Hi all,
I want to retrieval SNPs in a very large vcf file.
I stored the chromosome and position of my interested SNPs in a temp file as below:
chr1 2487663 rs2227312 C A 100.0 PASS DP=1825;ASP=true;CAF=0.4008,0.5992;COMMON=1;G5=true;G5A=true;GENEINFO=LOC115110:115110|TNFRSF14:8764;GNO=true;HD=true;KGPhase1=true;KGPhase3=true;R5=true;RS=2227312;RSPOS=24
I used to retrieval records from the source vcf with tabix by inputting a range:
tabix source.vcf.gz chr1: 222-245
But this time, since it a snp, I can only input a begin site:
tabix source.vcf.gz chr1: 2,487,663
or
tabix source.vcf.gz chr1:2,487,663-2,487,663
But it doesn't work. Furthermore, not all of SNPs have dbSNP ID, so, I cannot retrieval them by ID.

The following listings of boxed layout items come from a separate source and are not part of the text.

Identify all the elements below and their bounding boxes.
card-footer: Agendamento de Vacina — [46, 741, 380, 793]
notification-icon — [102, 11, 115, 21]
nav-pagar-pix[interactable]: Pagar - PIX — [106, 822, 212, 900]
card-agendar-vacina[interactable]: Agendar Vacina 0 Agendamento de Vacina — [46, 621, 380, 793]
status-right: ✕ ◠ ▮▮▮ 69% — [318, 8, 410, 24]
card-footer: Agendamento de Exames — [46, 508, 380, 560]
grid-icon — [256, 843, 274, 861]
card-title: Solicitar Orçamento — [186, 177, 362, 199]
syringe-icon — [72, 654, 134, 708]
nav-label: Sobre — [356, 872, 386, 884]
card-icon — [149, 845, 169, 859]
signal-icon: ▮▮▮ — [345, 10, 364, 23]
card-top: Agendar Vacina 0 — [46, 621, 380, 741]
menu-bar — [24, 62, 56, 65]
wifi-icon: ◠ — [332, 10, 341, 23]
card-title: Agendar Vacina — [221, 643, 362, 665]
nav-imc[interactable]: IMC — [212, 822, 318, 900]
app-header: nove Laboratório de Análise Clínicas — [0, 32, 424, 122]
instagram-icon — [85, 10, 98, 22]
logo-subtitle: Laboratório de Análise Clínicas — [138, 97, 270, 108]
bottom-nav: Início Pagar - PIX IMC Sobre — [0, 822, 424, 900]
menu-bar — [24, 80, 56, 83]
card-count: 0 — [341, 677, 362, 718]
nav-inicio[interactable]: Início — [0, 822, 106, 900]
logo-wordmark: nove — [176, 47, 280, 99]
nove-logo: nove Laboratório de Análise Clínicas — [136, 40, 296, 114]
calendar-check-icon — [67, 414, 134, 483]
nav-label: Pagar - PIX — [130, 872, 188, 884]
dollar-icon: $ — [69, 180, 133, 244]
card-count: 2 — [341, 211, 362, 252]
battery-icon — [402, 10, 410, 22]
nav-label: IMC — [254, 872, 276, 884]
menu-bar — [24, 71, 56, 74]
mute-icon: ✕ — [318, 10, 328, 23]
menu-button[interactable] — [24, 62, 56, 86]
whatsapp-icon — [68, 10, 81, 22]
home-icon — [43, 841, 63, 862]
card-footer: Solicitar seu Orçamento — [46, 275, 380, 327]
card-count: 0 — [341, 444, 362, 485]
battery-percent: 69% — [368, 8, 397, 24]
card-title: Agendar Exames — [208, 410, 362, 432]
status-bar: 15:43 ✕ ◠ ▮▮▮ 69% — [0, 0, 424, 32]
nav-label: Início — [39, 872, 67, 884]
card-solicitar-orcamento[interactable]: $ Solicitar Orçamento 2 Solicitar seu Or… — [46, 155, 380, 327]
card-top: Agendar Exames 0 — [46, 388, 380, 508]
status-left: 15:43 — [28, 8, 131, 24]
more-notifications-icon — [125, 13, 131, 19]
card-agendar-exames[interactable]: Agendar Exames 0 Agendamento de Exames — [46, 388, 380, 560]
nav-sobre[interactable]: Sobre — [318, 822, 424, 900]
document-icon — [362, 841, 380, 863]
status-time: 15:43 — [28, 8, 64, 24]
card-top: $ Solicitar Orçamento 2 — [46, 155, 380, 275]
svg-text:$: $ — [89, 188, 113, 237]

Could you give me some suggestions?
Thank you!
Thanks for your response. I have compressed and indexed the vcf file. A few first lines of the source.vcf.gz appear as below:
I try to retrieval above SNP from the source.cvf.gz:
But it doesn't return anything. Did I make any mistake?
yes it's "1:10019-10019" not "chr1:10019-10019"
I figure out the issue:
In the source vcf file, the content in the chromosome column is a plant number without prefix "chr". So, my command line should be:
It works well now. Thank you so much!